Some eight years ago, Alpha Amadou Diallo, a 30-something, Bronx-based activist born in Guinea, started thinking about how he could improve the way working people of color bank. Diallo eventually realized that the entity he created should serve a population that big banks rarely serve: poor, frequently criminalized immigrants to the United States, including folks from West Africa.
On the way to establishing the service he plans to call the Pan-African Credit Union (PAFCU), Diallo has studied finance, worked in banking and law, and set up a development entity focused on completing the chartering process for the credit union.
The Pan African Credit Union, says Diallo, will serve seven communities in The Bronx, New York, where 96 percent of the residents have low and moderate incomes and 98 percent are non-white.
Via a random survey necessary to creating the credit union, Diallo and his team have secured about 430 people who have expressed interest in the venture. Next, Diallo is planning to raise $300,000 through donations from charitable foundations, individual philanthropists and everyday donors.

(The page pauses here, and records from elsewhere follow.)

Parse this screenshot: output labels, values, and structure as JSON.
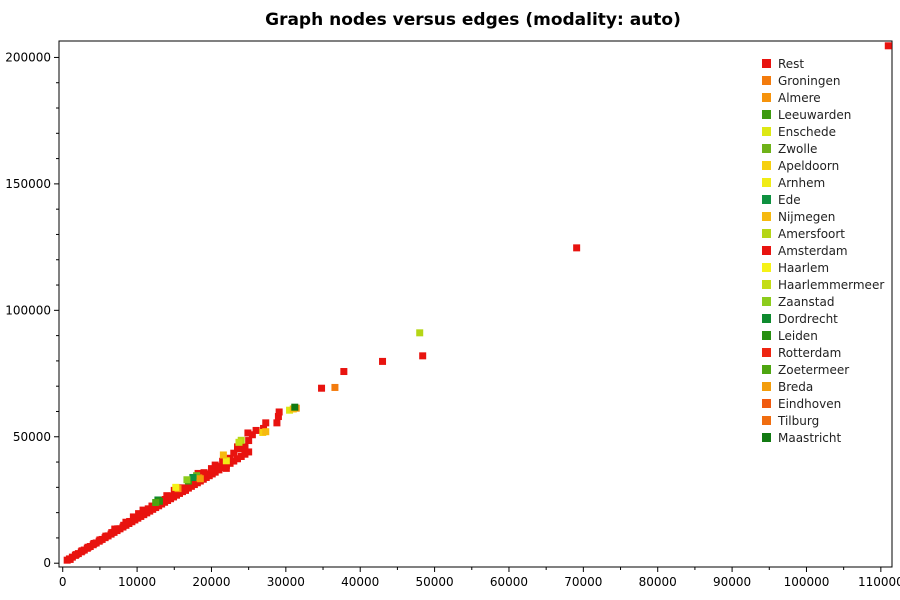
{
  "chart_data": {
    "type": "scatter",
    "title": "Graph nodes versus edges (modality: auto)",
    "xlabel": "",
    "ylabel": "",
    "xlim": [
      -500,
      111500
    ],
    "ylim": [
      -1500,
      206500
    ],
    "x_ticks": [
      0,
      10000,
      20000,
      30000,
      40000,
      50000,
      60000,
      70000,
      80000,
      90000,
      100000,
      110000
    ],
    "y_ticks": [
      0,
      50000,
      100000,
      150000,
      200000
    ],
    "grid": false,
    "legend_position": "top-right",
    "series": [
      {
        "name": "Rest",
        "color": "#e8130f",
        "points": [
          [
            600,
            1200
          ],
          [
            900,
            1700
          ],
          [
            1300,
            2400
          ],
          [
            1700,
            3100
          ],
          [
            2100,
            3800
          ],
          [
            2500,
            4500
          ],
          [
            2900,
            5200
          ],
          [
            3300,
            5900
          ],
          [
            3700,
            6600
          ],
          [
            4100,
            7300
          ],
          [
            4500,
            8000
          ],
          [
            4900,
            8700
          ],
          [
            5300,
            9400
          ],
          [
            5700,
            10100
          ],
          [
            6100,
            10800
          ],
          [
            6500,
            11500
          ],
          [
            6900,
            12200
          ],
          [
            7300,
            12900
          ],
          [
            7700,
            13600
          ],
          [
            8100,
            14300
          ],
          [
            8500,
            15000
          ],
          [
            8900,
            15700
          ],
          [
            9300,
            16400
          ],
          [
            9700,
            17100
          ],
          [
            10100,
            17800
          ],
          [
            10500,
            18500
          ],
          [
            10900,
            19200
          ],
          [
            11300,
            19900
          ],
          [
            11700,
            20600
          ],
          [
            12100,
            21300
          ],
          [
            12500,
            22000
          ],
          [
            12900,
            22700
          ],
          [
            13300,
            23400
          ],
          [
            13700,
            24100
          ],
          [
            14100,
            24800
          ],
          [
            14500,
            25500
          ],
          [
            14900,
            26200
          ],
          [
            15300,
            26900
          ],
          [
            15700,
            27600
          ],
          [
            16100,
            28300
          ],
          [
            16500,
            29000
          ],
          [
            16900,
            29700
          ],
          [
            17300,
            30400
          ],
          [
            17700,
            31100
          ],
          [
            18100,
            31800
          ],
          [
            18500,
            32500
          ],
          [
            18900,
            33200
          ],
          [
            19300,
            33900
          ],
          [
            19700,
            34600
          ],
          [
            20100,
            35300
          ],
          [
            20500,
            36000
          ],
          [
            21000,
            36900
          ],
          [
            21500,
            37800
          ],
          [
            22000,
            38700
          ],
          [
            22500,
            39500
          ],
          [
            23000,
            40400
          ],
          [
            23500,
            41300
          ],
          [
            24000,
            42200
          ],
          [
            24500,
            43100
          ],
          [
            25000,
            44000
          ],
          [
            1000,
            1500
          ],
          [
            1800,
            3400
          ],
          [
            2600,
            4900
          ],
          [
            3400,
            6300
          ],
          [
            4200,
            7800
          ],
          [
            5000,
            9200
          ],
          [
            5800,
            10700
          ],
          [
            6600,
            12100
          ],
          [
            7400,
            13600
          ],
          [
            8200,
            15000
          ],
          [
            9000,
            16500
          ],
          [
            9800,
            17900
          ],
          [
            10600,
            19400
          ],
          [
            11400,
            20800
          ],
          [
            12200,
            22300
          ],
          [
            13000,
            23700
          ],
          [
            13800,
            25200
          ],
          [
            14600,
            26600
          ],
          [
            15400,
            28100
          ],
          [
            16200,
            29500
          ],
          [
            17000,
            31000
          ],
          [
            17800,
            32400
          ],
          [
            18600,
            33900
          ],
          [
            19400,
            35300
          ],
          [
            20200,
            36800
          ],
          [
            21000,
            38200
          ],
          [
            21800,
            39700
          ],
          [
            7000,
            13500
          ],
          [
            8500,
            16200
          ],
          [
            9500,
            18300
          ],
          [
            10200,
            19600
          ],
          [
            10800,
            21000
          ],
          [
            11500,
            21500
          ],
          [
            12000,
            22600
          ],
          [
            13500,
            25000
          ],
          [
            14000,
            26700
          ],
          [
            15000,
            28800
          ],
          [
            16000,
            29800
          ],
          [
            17000,
            32000
          ],
          [
            18000,
            33600
          ],
          [
            19000,
            35800
          ],
          [
            20000,
            37400
          ],
          [
            20500,
            38800
          ],
          [
            21500,
            40300
          ],
          [
            22500,
            41500
          ],
          [
            23000,
            43500
          ],
          [
            23800,
            45200
          ],
          [
            24500,
            45500
          ],
          [
            25000,
            48500
          ],
          [
            25500,
            50800
          ],
          [
            26000,
            52500
          ],
          [
            27000,
            53300
          ],
          [
            16500,
            28800
          ],
          [
            18200,
            35500
          ],
          [
            21000,
            38000
          ],
          [
            22000,
            37500
          ],
          [
            23500,
            46000
          ],
          [
            24500,
            46000
          ],
          [
            24900,
            51500
          ],
          [
            28800,
            55500
          ],
          [
            29000,
            58000
          ],
          [
            29100,
            59800
          ],
          [
            27300,
            55500
          ],
          [
            34800,
            69200
          ],
          [
            37800,
            75800
          ],
          [
            43000,
            79800
          ],
          [
            48400,
            82000
          ],
          [
            69100,
            124700
          ],
          [
            111000,
            204600
          ]
        ]
      },
      {
        "name": "Groningen",
        "color": "#f37b0d",
        "points": [
          [
            36600,
            69500
          ],
          [
            18300,
            33800
          ]
        ]
      },
      {
        "name": "Almere",
        "color": "#f6930c",
        "points": [
          [
            15500,
            29500
          ],
          [
            31400,
            61300
          ]
        ]
      },
      {
        "name": "Leeuwarden",
        "color": "#3d9a0f",
        "points": [
          [
            16900,
            32500
          ]
        ]
      },
      {
        "name": "Enschede",
        "color": "#dde814",
        "points": [
          [
            30500,
            60500
          ]
        ]
      },
      {
        "name": "Zwolle",
        "color": "#6eb218",
        "points": [
          [
            18000,
            34600
          ]
        ]
      },
      {
        "name": "Apeldoorn",
        "color": "#f6d00f",
        "points": [
          [
            26900,
            51700
          ]
        ]
      },
      {
        "name": "Arnhem",
        "color": "#f0ec16",
        "points": [
          [
            22000,
            40500
          ]
        ]
      },
      {
        "name": "Ede",
        "color": "#0e9140",
        "points": [
          [
            17500,
            33900
          ]
        ]
      },
      {
        "name": "Nijmegen",
        "color": "#f6b90f",
        "points": [
          [
            27300,
            52000
          ],
          [
            31000,
            61000
          ],
          [
            21600,
            42800
          ]
        ]
      },
      {
        "name": "Amersfoort",
        "color": "#b5d616",
        "points": [
          [
            48000,
            91100
          ],
          [
            24000,
            48600
          ]
        ]
      },
      {
        "name": "Amsterdam",
        "color": "#e8130f",
        "points": []
      },
      {
        "name": "Haarlem",
        "color": "#f6f217",
        "points": [
          [
            15200,
            30000
          ]
        ]
      },
      {
        "name": "Haarlemmermeer",
        "color": "#c4dd16",
        "points": [
          [
            23700,
            47800
          ]
        ]
      },
      {
        "name": "Zaanstad",
        "color": "#8ccc1c",
        "points": [
          [
            16700,
            33000
          ]
        ]
      },
      {
        "name": "Dordrecht",
        "color": "#0e8a2e",
        "points": [
          [
            12800,
            25000
          ]
        ]
      },
      {
        "name": "Leiden",
        "color": "#278f10",
        "points": [
          [
            13000,
            24500
          ]
        ]
      },
      {
        "name": "Rotterdam",
        "color": "#ee2511",
        "points": []
      },
      {
        "name": "Zoetermeer",
        "color": "#4da510",
        "points": [
          [
            12500,
            24000
          ]
        ]
      },
      {
        "name": "Breda",
        "color": "#f39d0b",
        "points": [
          [
            18500,
            33400
          ]
        ]
      },
      {
        "name": "Eindhoven",
        "color": "#f05a0f",
        "points": []
      },
      {
        "name": "Tilburg",
        "color": "#f06d0f",
        "points": []
      },
      {
        "name": "Maastricht",
        "color": "#127a12",
        "points": [
          [
            31200,
            61700
          ]
        ]
      }
    ]
  }
}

Part of what stands out about Diallo is how he understands the fear that some poor people and recent U.S. immigrants of color have about banks. Saddled with high-interest check-cashing and, for some migrants, memories of bank runs back home, many underserved people hold the belief that storing their money under a mattress is the best option. But Diallo says he dreams of a place that can keep members’ money safe, provide low-rate loans and cut fees for the vital remittances they send home.